The Canadian dollar fell the most in three months after the nation's central bank left interest rates unchanged while cutting its economic growth forecasts, saying the fallout from lower prices for crude oil, one of Canada's largest exports, will be felt for longer than projected.

The currency weakened against most major peers as the Bank of Canada said falling energy investment will hobble the economy through next year. The currency weakness is a reversal from Tuesday when it got a boost from the Oct. 19 election that saw Justin Trudeau's Liberal Party sweep into power on promises for deficit-funded stimulus spending.

"Forecasts for growth are lower, and while not terribly pessimistic, it's not terribly optimistic either," said Jack Spitz, the managing director for foreign exchange at National Bank of Canada.

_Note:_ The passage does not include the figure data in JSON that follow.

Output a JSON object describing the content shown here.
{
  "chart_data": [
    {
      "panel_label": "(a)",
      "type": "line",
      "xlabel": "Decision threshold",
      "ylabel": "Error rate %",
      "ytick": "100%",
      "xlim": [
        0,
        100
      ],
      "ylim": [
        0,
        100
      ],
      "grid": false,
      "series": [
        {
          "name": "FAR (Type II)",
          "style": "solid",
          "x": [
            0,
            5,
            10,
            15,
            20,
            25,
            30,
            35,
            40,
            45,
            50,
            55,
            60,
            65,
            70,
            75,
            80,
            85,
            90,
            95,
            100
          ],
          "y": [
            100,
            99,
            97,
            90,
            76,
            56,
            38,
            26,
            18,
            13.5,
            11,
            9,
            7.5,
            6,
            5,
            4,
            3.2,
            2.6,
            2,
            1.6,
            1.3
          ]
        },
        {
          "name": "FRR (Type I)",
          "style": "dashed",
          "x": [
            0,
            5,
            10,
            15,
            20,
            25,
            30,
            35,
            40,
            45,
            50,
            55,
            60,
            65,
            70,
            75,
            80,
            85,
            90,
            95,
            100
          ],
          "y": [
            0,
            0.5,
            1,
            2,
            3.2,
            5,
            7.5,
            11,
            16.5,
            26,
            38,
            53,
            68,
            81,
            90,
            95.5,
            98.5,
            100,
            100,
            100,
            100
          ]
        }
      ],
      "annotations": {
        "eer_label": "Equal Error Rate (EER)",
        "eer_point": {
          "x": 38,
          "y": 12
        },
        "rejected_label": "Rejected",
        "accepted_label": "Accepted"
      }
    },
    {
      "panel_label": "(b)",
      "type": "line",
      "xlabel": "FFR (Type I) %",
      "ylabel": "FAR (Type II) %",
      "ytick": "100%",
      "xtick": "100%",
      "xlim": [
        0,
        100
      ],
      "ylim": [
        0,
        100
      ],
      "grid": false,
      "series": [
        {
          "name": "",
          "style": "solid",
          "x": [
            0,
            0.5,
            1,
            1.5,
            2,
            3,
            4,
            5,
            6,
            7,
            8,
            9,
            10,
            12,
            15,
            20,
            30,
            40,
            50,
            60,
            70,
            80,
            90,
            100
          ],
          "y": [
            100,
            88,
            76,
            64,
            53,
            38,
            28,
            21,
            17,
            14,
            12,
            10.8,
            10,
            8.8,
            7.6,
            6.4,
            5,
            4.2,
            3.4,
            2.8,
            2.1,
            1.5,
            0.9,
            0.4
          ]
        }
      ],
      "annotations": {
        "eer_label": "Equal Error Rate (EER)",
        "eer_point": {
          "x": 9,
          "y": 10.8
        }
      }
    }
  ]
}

The loonie, as the Canadian dollar is known for the image of the aquatic bird on the $1 coin, fell 1.2 per cent to $1.3139 per U.S. dollar as of 5 p.m. in Toronto. It was the biggest decline since July 15 and reached the weakest level since Oct. 2.

Bonds Gain

Canada's benchmark 10-year government bond, a traditional haven for skittish investors, rallied after the news. The 2.25 per cent security maturing June 2025 added 76 cents to $107.08. The yield, which moves inversely to prices, fell eight basis points, or 0.08 percentage point, to 1.46 per cent.

The benchmark rate on overnight loans between commercial banks remained at 0.5 per cent, the central bank said in a decision Wednesday from Ottawa. Policy makers cut their 2016 growth forecast to 2 per cent, from 2.3 per cent, saying capital spending by oil and gas firms will probably fall 20 per cent next year as prices remain weak.

The drop in oil prices to about $50 a barrel will cut three-quarters of a percentage point off Canada's growth rate this year, leaving it at 1.1 per cent, the central bank said. It added that a recovery has already started with exports outside of commodities boosted by interest-rate cuts in January and July and a weaker dollar.

"Global economic growth has been a little weaker than expected this year, but the dynamics pointing to a pickup in 2016 and 2017 remain largely intact," policy makers led by Governor Stephen Poloz said in a statement.